I am unfamiliar with Sky, but if it is an online subscription (like Netflix) you should be able to use it. I use my VPN for Netflix all the time. I switch my exit from US, to England, to Canada, and get different options of shows.


----------



## hogrider (May 25, 2010)

Tukaram said:


> I am unfamiliar with Sky, but if it is an online subscription (like Netflix) you should be able to use it. I use my VPN for Netflix all the time. I switch my exit from US, to England, to Canada, and get different options of shows.


Netflix are clamping down on access via VPN. You may find that you will soon no longer have access.


----------



## Tukaram (Dec 18, 2014)

I have heard that... but so far so good  

They do offer service in the PI's but the selection is so limited I would cancel, and find another service, if they restrict VPN access.
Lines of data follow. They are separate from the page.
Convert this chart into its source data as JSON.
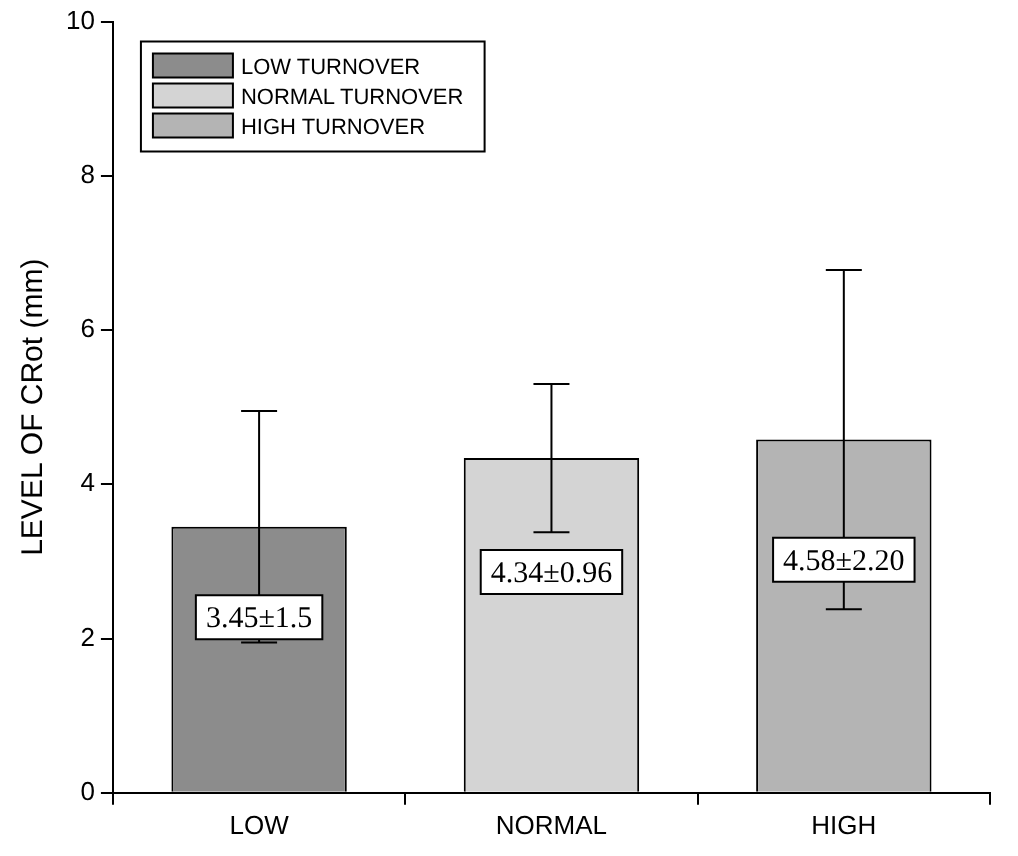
{
  "chart_data": {
    "type": "bar",
    "ylabel": "LEVEL OF CRot (mm)",
    "categories": [
      "LOW",
      "NORMAL",
      "HIGH"
    ],
    "series": [
      {
        "name": "LOW TURNOVER",
        "color": "#8c8c8c",
        "values": [
          3.45,
          null,
          null
        ],
        "errors": [
          1.5,
          null,
          null
        ],
        "value_labels": [
          "3.45±1.5",
          null,
          null
        ]
      },
      {
        "name": "NORMAL TURNOVER",
        "color": "#d4d4d4",
        "values": [
          null,
          4.34,
          null
        ],
        "errors": [
          null,
          0.96,
          null
        ],
        "value_labels": [
          null,
          "4.34±0.96",
          null
        ]
      },
      {
        "name": "HIGH TURNOVER",
        "color": "#b4b4b4",
        "values": [
          null,
          null,
          4.58
        ],
        "errors": [
          null,
          null,
          2.2
        ],
        "value_labels": [
          null,
          null,
          "4.58±2.20"
        ]
      }
    ],
    "ylim": [
      0,
      10
    ],
    "yticks": [
      0,
      2,
      4,
      6,
      8,
      10
    ],
    "grid": false,
    "legend": "top left"
  }
}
We shall see


----------



## mandolin (Mar 14, 2016)

Tukaram said:


> I am unfamiliar with Sky, but if it is an online subscription (like Netflix) you should be able to use it. I use my VPN for Netflix all the time. I switch my exit from US, to England, to Canada, and get different options of shows.


 Thanks, I stay in the phipns for a month at a time, as my wife is from there and I miss my sport, SKY gives you sport movies all channels etc, which is great. I'll look up the Vpn options, a friend of mine lives in Dubai and gets sky through Vpn. Cheers


----------